August 2, 2018

Doodle Paintings from 1980 Revisited in 2018

In 1980, during my senior year at Douglas college, I was studying with the painter Joan Semmel. Feminism in art was in vogue in the late seventies and the early 1980's. Douglas, the woman’s campus at Rutgers University, was at the forefront of a galvanized interest in historical contributions of women in art as well as inquiry in to the female expressions of contemporary artists. Lucy Lippard and Judy Chicago were the heroines of the day.
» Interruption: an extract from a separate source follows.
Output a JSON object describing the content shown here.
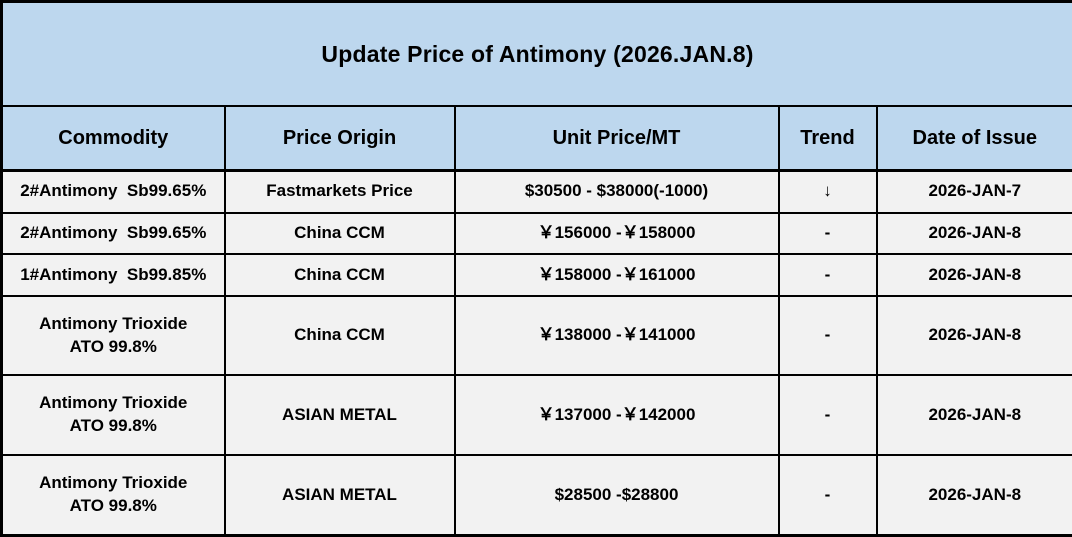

On the local college level there were, I recall, exhibitions of collages made of female panties (painties?) and a plethora of art on such themes as menstruation. These were topics that I generally wished not to think about. But I was intrigued by the question of whether or not there was a female approach to abstract painting that differed from their male counterparts. Some claimed that one could deduce the gender of the artist just by looking at an abstract painting. I was not so certain about that but just for fun, decided, with a touch of irreverence, to execute a series of nine abstract paintings on wood panels that would look feminine. I called them "Doodles" because they were based upon the doodles I would freely make in the margins of my notebooks. I figured that anything that was intrinsic in nature would be most likely to emerge from free association. Professor Semmel admitted that she was uncertain as to how to evaluate these stream of consciousness paintings because they were so "quirky."

The paintings were displayed in the college gallery, then taken down and put in to a square box. They remained in that box for 38 years. This past summer, I retrieved them from storage. I almost discarded the entire box. Who wants to be reminded of their callow youth? Yet I decided to take them home with me anyway.

Last week, in an act of plagiarism of my own younger self, I restored, repainted, and re-posted these paintings. Some were just cleaned up a bit. Others were almost completely redone. I then posted the "new" works on social media. Someone wrote in and called them "quirky."

I’ve posted the before and after paintings here, quirky or not, as an interesting comparison between the young woman painter of 1980 and the old woman painter of 2018 who may or may not have learned a few new tricks over time. Having some technical difficulty on posting the revisions, but will try.